P(D>=4) = Probability that each families have 4 or more daughters (including 4,5, 6 daughters)
$$ P(D \geqq 4 ) = P(D = 4) + P(D=5) + P(D=6) $$ $$ = 6C4 \times (\frac{1}{2})^6 + 6C5 \times (\frac{1}{2})^6 + 6C6 \times (\frac{1}{2})^6 = \frac{11}{32} $$ (C : combination)
The amount of families that have 4 or more daughters (we will call this 'X') now follows Bernoulli method of $ B(5,\frac{11}{32}) $. $$ E(X) = 5\times\frac{11}{32} =\frac{55}{32} $$
2nd method)
this is what I thought.
D = the amount of daughters in one family.
D follows $B(6, \frac{1}{2})$. Becauses it's like trying thing with probability of 50% repeatedly for 6 times.
$E(D) = 6\times\frac{1}{2} = 3 $
$V(D) = 6\times\frac{1}{2}\times\frac{1}{2} = \frac{3}{2} $
$\sigma(D) = \sqrt\frac{3}{2} $
On the Normalized Distribution graph (N, the horizontal axis called 'z') made of Bernoulli trial, let me get portion of $(D\geqq 4) $ part.

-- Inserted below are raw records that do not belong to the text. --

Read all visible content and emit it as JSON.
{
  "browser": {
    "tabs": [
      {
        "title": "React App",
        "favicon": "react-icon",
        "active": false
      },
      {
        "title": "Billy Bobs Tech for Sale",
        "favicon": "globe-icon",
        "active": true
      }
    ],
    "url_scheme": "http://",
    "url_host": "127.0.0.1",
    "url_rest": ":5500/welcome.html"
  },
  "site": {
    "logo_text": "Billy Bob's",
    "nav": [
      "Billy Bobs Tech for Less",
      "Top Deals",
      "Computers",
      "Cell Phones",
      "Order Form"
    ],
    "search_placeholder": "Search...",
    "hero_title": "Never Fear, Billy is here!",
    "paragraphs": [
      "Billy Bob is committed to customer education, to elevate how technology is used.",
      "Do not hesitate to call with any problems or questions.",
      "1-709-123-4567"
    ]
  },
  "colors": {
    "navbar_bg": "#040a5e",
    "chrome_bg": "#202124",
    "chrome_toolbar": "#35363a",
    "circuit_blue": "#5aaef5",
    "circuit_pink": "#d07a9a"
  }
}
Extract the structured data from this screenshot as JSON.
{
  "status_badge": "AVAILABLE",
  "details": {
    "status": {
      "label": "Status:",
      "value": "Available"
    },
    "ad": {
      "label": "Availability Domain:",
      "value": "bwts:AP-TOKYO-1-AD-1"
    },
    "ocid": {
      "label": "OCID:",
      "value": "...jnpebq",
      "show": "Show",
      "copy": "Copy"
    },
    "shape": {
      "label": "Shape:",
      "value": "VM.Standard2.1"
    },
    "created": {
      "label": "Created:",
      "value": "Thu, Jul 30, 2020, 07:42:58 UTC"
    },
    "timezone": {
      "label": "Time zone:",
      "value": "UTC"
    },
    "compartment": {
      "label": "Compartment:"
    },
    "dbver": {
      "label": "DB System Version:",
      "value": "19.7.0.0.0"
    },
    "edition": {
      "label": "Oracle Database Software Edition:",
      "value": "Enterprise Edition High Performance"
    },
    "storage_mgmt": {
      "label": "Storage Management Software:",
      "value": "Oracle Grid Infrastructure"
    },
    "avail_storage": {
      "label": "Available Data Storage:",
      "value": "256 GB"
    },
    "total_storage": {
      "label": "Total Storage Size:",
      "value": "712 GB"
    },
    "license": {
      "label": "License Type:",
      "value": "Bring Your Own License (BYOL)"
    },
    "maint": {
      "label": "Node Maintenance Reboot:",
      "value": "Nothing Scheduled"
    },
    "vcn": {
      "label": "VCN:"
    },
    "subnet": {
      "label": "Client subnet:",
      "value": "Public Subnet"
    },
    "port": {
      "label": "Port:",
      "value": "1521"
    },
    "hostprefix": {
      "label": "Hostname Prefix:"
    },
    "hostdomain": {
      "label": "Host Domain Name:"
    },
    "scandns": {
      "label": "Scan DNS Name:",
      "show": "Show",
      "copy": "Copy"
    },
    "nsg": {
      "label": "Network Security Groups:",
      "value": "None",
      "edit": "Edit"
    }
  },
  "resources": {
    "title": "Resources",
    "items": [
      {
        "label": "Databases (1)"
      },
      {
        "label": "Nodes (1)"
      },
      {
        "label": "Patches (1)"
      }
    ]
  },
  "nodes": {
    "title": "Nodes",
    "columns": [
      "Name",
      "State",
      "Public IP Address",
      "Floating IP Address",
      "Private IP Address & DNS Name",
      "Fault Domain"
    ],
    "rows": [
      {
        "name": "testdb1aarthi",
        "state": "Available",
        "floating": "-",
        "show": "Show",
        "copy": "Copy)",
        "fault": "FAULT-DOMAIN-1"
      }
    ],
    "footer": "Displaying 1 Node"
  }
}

$$ P(D\geqq4) = N(z \geqq \frac{4 - 3}{\sqrt\frac{3}{2}}) = N(z \geqq 0.816409) = 0.209 $$
So, if you make families with 6 kids, it has 0.209 probability of having 4 or more daughters. So if you makes 5 families, the expected amount of families having 4 or more daughters is $$ 5 \times 0.209 = 1.045 $$
However, it seems so different from $\frac{55}{32}$ of the exp value from method 1. Why are these difference happening? And which method is more proper??
Thank you genius!
First off, the normal approximation is just that: an approximation. You won't get the exact same result.
That being said, you should get a much better result. And the mistake you're making in your approach 2 is in translating $D\geq 4$ to a normal variable. If $X$ is normal distributed with mean $3$ and standard deviation $\sqrt{3/2}$, then the range of $X$ that corresponds to $D\geq 4$ is not $X\geq 4$, it's $X\geq 3.5$ (the case $D = 4$ corresponds to $3.5\leq X\leq 4.5$).
So you actually want $$ N\left(z\geq \frac{3.5-3}{\sqrt{3/2}}\right) \approx 0.341546 $$ which gives a final answer that is a lot closer to $\frac{55}{32}$.